Sí, parece que las encuestas influyen en el voto y esto da lugar a polémicas. Hay quién dice que los datos se manipulan con intenciones políticas a través de la ?cocina? (-en última instancia, el CIS es una institución que depende de la Vicepresidencia del Gobierno-. Aquello de la ?cocina? no es una manipulación de datos sino un modo de intentar ajustar los datos empíricos con la realidad. Por poner un ejemplo, en las encuestas siempre aparece un gran número de indecisos o personas que no quieren contestar a qué partido van a votar.

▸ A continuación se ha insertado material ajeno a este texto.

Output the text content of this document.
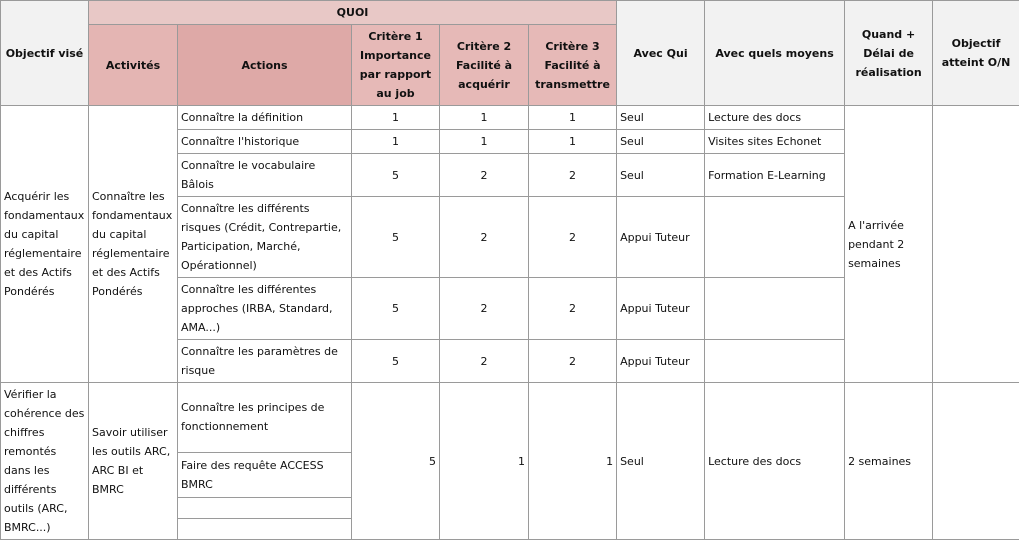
Objectif visé	QUOI					Avec Qui	Avec quels moyens	Quand + Délai de réalisation	Objectif atteint O/N
	Activités	Actions	Critère 1 Importance par rapport au job	Critère 2 Facilité à acquérir	Critère 3 Facilité à transmettre				
Acquérir les fondamentaux du capital réglementaire et des Actifs Pondérés	Connaître les fondamentaux du capital réglementaire et des Actifs Pondérés	Connaître la définition	1	1	1	Seul	Lecture des docs	A l'arrivée pendant 2 semaines	
		Connaître l'historique	1	1	1	Seul	Visites sites Echonet		
		Connaître le vocabulaire Bâlois	5	2	2	Seul	Formation E-Learning		
		Connaître les différents risques (Crédit, Contrepartie, Participation, Marché, Opérationnel)	5	2	2	Appui Tuteur			
		Connaître les différentes approches (IRBA, Standard, AMA...)	5	2	2	Appui Tuteur			
		Connaître les paramètres de risque	5	2	2	Appui Tuteur			
Vérifier la cohérence des chiffres remontés dans les différents outils (ARC, BMRC...)	Savoir utiliser les outils ARC, ARC BI et BMRC	Connaître les principes de fonctionnement	5	1	1	Seul	Lecture des docs	2 semaines	
		Faire des requête ACCESS BMRC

Ahora bien, si a estos le preguntamos a quién votaron las pasadas elecciones y con quién simpatizan más y responden el partido X, lo más probable es que acaben votando al partido X. Muchos de los votos se deciden delante de la urna y la gente no recuerda a menudo -o no quiere recordar- a quién voto las pasadas elecciones. Es cierto que ha habido polémica por los cambios que se han hecho en las encuestas del CIS bajo el gobierno de Pedro Sánchez, pero son cuestiones más técnicas que se debaten entre los expertos.

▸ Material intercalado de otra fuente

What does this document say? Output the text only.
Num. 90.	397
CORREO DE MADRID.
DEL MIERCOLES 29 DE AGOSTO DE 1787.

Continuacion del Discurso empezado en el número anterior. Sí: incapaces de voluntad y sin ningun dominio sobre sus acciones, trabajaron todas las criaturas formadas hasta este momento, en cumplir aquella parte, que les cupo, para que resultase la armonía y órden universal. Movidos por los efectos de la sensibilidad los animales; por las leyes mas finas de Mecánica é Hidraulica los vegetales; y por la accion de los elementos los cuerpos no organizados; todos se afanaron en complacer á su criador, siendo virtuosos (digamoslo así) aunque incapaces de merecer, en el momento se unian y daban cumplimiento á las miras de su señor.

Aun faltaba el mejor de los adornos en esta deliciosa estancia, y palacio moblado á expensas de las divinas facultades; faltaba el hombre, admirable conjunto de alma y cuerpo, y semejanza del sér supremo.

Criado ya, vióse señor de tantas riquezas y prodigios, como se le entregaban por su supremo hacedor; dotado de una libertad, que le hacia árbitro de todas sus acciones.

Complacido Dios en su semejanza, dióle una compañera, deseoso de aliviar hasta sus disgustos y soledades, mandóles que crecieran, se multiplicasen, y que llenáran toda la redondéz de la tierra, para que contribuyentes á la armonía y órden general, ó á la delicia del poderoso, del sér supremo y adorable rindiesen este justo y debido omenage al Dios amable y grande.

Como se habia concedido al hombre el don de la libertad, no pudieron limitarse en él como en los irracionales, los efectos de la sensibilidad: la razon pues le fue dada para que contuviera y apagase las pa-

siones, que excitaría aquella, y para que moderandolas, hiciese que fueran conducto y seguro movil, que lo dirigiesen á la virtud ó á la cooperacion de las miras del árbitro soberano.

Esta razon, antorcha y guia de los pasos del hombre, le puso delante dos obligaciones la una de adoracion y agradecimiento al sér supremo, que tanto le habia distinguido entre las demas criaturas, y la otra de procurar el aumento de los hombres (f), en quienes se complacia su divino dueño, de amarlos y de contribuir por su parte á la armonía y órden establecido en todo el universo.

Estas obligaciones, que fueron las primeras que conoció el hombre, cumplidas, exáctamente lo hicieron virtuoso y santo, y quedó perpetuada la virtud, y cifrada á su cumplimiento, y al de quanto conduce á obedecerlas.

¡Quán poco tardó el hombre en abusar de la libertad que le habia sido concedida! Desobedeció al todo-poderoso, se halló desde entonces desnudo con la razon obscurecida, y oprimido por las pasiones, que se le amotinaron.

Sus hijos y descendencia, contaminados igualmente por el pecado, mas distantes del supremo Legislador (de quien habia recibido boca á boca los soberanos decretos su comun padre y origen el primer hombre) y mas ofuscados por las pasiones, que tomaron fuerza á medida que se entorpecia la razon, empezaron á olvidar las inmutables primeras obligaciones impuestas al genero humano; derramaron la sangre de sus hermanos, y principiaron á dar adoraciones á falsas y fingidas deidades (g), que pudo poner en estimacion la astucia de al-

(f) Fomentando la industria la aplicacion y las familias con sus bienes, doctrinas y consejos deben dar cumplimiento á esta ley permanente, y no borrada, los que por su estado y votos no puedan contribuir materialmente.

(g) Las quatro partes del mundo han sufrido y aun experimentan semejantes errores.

El voto por sí es difícil de predecir a menudo sobre todo cuando hay nuevos partidos emergentes como VOX. Si bien las encuestas no parece que vayan a dar un escaño a VOX en Salamanca, esto puede cambiar de aquí al 28 de abril. Ni siquiera está muy clara la naturaleza de VOX. Algunos abogan porque es un partido de nueva derecha radical al estilo del Frente Popular en Francia o Alternativa por Alemania en Alemania y otros argumentan que no es más que una escisión del ala dura del PP. Parece que hay más consenso en esto último. No obstante, el resultado que pueda tener un partido como VOX en Salamanca depende mucho de cómo lo interprete el electorado. Los sorprendentes resultados de VOX en la elecciones autonómicas andaluzas se deben más a la abstención de gran parte de la base electoral del PSOE que a otra cosa. Esto puede generar a nivel nacional un efecto llamada al voto a VOX o bien puede generar una reacción contra estos resultados. Lo que sí parece claro es que VOX entrará en el parlamento y puede tener un papel relevante en la formación de gobierno a través de una coalición con PP y Ciudadanos.